Here at Public Books, our editorial staff and contributors are hard at work to provide readers with thought-provoking articles, but when the workday is done, what is actually on our nightstands? Here we bring you, in our own words, a behind-the-scenes look at what we have been reading this month.
Nicholas Sammond, Birth of an Industry: Blackface Minstrelsy and the Rise of American Animation
Nicholas Sammond’s Birth of an Industry: Blackface Minstrelsy and the Rise of American Animation shows that Mickey Mouse, Betty Boop, and Bugs Bunny were not like blackface minstrels—they were blackface minstrels. Reading this book will forever change your view of how these cartoon characters look and act. Sammond is particularly illuminating on the close ties linking vaudeville and early animation, and on the complex relationship that animators themselves had to the characters they created, particularly when it came to representing their respective relationships to work and violence.
Guido Morselli, Dissipatio H.G.
Morselli’s final book, completed scant months before his suicide in 1973, is a variously rewarding and indisputably sophisticated thought experiment about the sudden, inexplicable end of the genus Homo as related by the world’s last man: an ascetic and self-described reactionary misanthrope who rather than turn forty elects to drown himself in a mysterious mountain cave, only to return to the world as its sole remaining human inhabitant.
Andrew Needham, Power Lines: Phoenix and the Making of the Modern Southwest
Though I’m only partway through it, this is a fascinating and novel account of how electrification fits in to the picture of urban growth in the desert Southwest. Needham looks at the long-distance power lines that join electrical consumers in modern Phoenix to remote sites of energy production: coal mines and power plants on the Navajo Reservation. To me, this is mainly a story about how large-scale energy systems create a geographic separation between the costs and benefits of electrification, and the fact that rural and indigenous communities are often forced to contend with the negative environmental consequences of a system that primarily serves urban centers. Power lines, in other words, are not only technologies of connection but also ones of unequal social and political power.

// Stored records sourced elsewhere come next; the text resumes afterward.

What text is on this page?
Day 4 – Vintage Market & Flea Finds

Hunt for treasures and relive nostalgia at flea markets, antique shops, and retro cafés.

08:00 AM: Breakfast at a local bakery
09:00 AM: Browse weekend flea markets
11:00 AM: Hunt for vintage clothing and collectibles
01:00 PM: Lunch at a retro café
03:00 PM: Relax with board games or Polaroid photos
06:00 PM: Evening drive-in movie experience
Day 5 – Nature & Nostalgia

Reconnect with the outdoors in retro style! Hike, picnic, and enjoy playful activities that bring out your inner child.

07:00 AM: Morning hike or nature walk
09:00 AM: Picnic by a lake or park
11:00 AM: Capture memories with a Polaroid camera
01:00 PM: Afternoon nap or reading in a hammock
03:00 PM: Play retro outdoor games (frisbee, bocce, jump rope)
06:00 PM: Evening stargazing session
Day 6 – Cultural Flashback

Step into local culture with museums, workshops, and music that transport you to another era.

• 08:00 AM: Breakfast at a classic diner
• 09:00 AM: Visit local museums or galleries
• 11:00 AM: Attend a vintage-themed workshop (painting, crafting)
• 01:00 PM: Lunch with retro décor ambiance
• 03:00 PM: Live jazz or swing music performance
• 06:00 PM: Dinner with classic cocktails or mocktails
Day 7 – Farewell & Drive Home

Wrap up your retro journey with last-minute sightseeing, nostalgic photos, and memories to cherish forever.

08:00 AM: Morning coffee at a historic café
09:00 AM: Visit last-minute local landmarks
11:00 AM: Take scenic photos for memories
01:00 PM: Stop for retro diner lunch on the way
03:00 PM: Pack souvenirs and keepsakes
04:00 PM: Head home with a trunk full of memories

Manjit Kumar, Quantum: Einstein, Bohr, and the Great Debate about the Nature of Reality
As famous and well-respected as he is now, Einstein became somewhat of a sad relic in academia during the latter part of his life. He had kicked off the new science of quantum mechanics during his “miracle year” of 1905, showing how light could be both a particle and wave (which, by the way, was the work that earned him his Nobel prize, rather than his more famous theories on gravity and spacetime), but became obstinate and reactionary when the theory expanded into stranger (or even stranger) new territories. Manjit Kumar follows this trajectory, of both Einstein and the development of quantum mechanics, in his excellent Quantum. In it, he wonderfully combines personal narrative with scientific history, and shows how a generation of scientists came to so radically overthrow centuries of Newtonian determinism.
Ted Hughes, Birthday Letters
Whatever your feelings on Ted Hughes as a man, no one could deny that these poems are as stunning as they are devastating. Hughes renders his life with Sylvia Plath with sympathy, curiosity, fatigue, and even cruelty at times, using images and language that continue to catch my breath and linger long after finishing the poem. In the end, he doesn’t just paint a nuanced, layered image of his wife as a poet and a tortured woman, but reveals his own mind to the reader.
Phillip K. Dick, Humpty Dumpty in Oakland
This posthumously published work is a PKD novel outside the sci-fi genre. Set in 1960s Oakland, the narrative centers on Jim Fergesson’s decision to sell his garage, which seriously inconveniences his tenant Al Miller, a used-car salesman. Both men tend towards paranoid fantasies and intense suspicion of one another. Both develop separate business-relationships with a shady investor named Chris Harmon, upon whom each projects wild fantasies of success, wealth, and personal autonomy. My sense is that this work is a deep and somewhat esoteric cut from PKD’s oeuvre, and is worth checking out if only for that reason.
Lucas Mann, Lord Fear: A Memoir
I recently picked up Lucas Mann’s grief memoir about his older brother Josh who died of a heroin overdose when the author was 13. Citing his brother’s old journals, as well as seemingly endless interviews with Josh’s friends, family, and former girlfriends, Mann tries to show us how many people and places it takes to remember one absent person fully and accurately. Although it is personal, Lord Fear is also a heavily reported book whose incredible exploration of memory proves that remembering anything fully and accurately is impossible. With this work, Mann reminds us that grieving, like remembering, is often a collaborative act.